The Huawei Disaster Reveals Google’s Iron Grip on Android
Open source isn’t as open as you think
Google’s Android is pitched as the open, free-for-everyone alternative to the iPhone. However, to comply with a recent order from the U.S. government, Google pulled the Chinese tech company and smartphone manufacturer Huawei’s license to use the proprietary Google software that sits on top of Android. In doing so, Google quietly exposed the powerful control it has over its supposedly open phone ecosystem.
Most Android manufacturers — including Huawei — are what’s known as Google hardware partners. This relationship lets them build their phones around a collection of Google products, from apps like Google Maps and Assistant, to under-the-hood tools like location services or push notifications. While Google gives off the impression that Android is open and available to everyone, these services represent a quiet control that the company doesn’t often enforce over its hardware partners — though, as it has now proven, it certainly can.
With the recent order, the U.S. government forced Google’s hand. The U.S. Department of Commerce put Huawei on the “Entity List,” which blocks it from buying technology from U.S. companies without government approval. Huawei and Google now have three months to send updates to existing users. For new phones, Huawei may be able to use the open-source version of Android, but it can’t be a Google partner.
The distinction between using Android and being a Google partner seems messy from the outside, but “Android” technically refers to the core operating system that covers basic things like making phone calls or using the camera.
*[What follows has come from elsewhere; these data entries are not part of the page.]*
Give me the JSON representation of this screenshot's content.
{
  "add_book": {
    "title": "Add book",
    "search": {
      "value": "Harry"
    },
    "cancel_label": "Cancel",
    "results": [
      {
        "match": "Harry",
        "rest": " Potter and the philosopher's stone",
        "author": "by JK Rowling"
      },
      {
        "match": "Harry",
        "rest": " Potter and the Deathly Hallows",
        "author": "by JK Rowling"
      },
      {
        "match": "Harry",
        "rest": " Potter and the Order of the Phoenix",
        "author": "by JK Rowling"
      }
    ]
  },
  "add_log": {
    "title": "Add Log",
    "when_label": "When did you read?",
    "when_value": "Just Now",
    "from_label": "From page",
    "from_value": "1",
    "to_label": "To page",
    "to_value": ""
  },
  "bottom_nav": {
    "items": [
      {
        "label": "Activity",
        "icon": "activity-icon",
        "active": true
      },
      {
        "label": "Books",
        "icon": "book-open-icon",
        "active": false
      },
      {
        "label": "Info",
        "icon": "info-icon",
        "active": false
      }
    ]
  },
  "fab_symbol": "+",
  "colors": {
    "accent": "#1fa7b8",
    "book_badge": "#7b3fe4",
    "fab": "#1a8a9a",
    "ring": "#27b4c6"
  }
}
The freely available version of Android is called the Android Open Source Project (AOSP) and a company doesn’t have to be a partner to use it.
Most manufacturers like Huawei, however, do choose to become a Google partner. That means Huawei agrees to only make devices that use a collection of Google apps known as Google Mobile Services which includes things like Gmail, YouTube, and the Google Play Store. Under this arrangement, Huawei can’t, for example, make a phone that ships with Microsoft’s Bing and Edge instead of Google Search and Chrome.